Degrowth als Chance eines gesellschaftlichen Wandels.

Es gibt so einige Annahmen, die mensch das ganze Leben mit sich führt und nie von selbst aus hinterfragt, als ob sie bei Geburt eingepflanzt worden wären. Und je länger sie sich festwachsen, desto überraschter ist mensch vielleicht, wenn diese konventionellen Denkweisen einfach mal angezweifelt werden. Die (Internationale) Degrowth-Konferenz (für ökologische Nachhaltigkeit und soziale Gerechtigkeit), die vom 2. bis zum 6. September in Leipzig stattfinden wird, könnte der Anfang eines Trends sein, der unser wirtschaftliches Denken und Handeln langfristig verändern wird. Wie oft findet man doch Bestandsaufnahmen und Prognosen verschiedener nationaler und transnationaler Organisationen zum Wirtschaftswachstum, wie oft hört man doch Forderungen und Versprechungen höheren Wachstums in den Medien. Das Bruttoinlandsprodukt ist in unserer Gesellschaft für die meisten ein Seismograf für die Qualität zukünftiger Lebensbedingungen. Mehr Wachstum = unbedingt wünschenswert, weniger Wachstum = katastrophal. Welche_r Politiker_in würde sich nicht lächerlich machen und öffentlichen Spott auf sich ziehen, wenn er oder sie mit dem Versprechen auftreten würde, für weniger oder gar negatives Wachstum zu sorgen?

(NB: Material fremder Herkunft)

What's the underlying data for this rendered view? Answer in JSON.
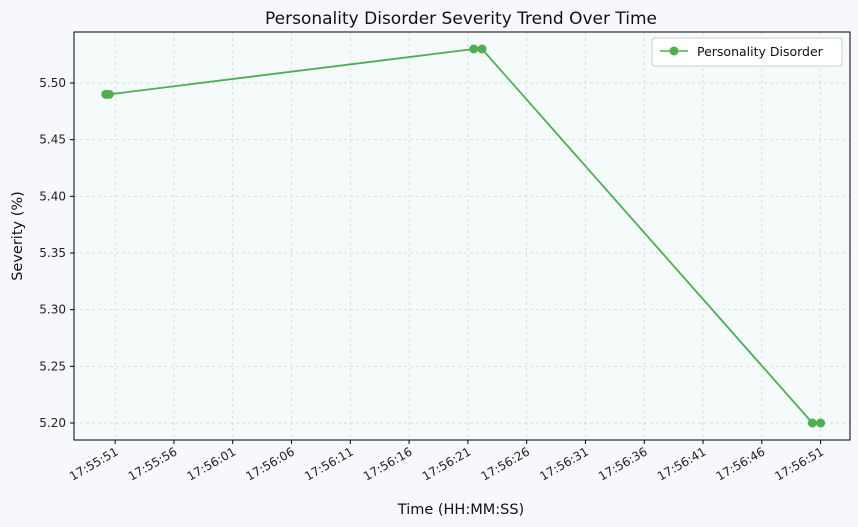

Den Problemen, die mit ständigem Wachstum einhergehen, wird in den Medien eher nur nebenbei Beachtung geschenkt. Der erste Aspekt, der einem in einem Zeitalter wachsenden Umweltbewusstseins einfallen mag, ist der der ökologischen Nachhaltigkeit. Steigendes Wirtschaftswachstum setzt als Bedingung immer voraus, dass genügend Rohstoffe vorhanden sind, die sich zu Zwischen- oder Endprodukten verarbeiten lassen und beim Verkauf einen Profit ergeben können. Je wirtschaftlich fortgeschrittener eine Gesellschaft ist, desto mehr Ressourcen müssen darauf verwendet werden, das materielle Niveau zu halten und noch zu steigern. Kann das gutgehen?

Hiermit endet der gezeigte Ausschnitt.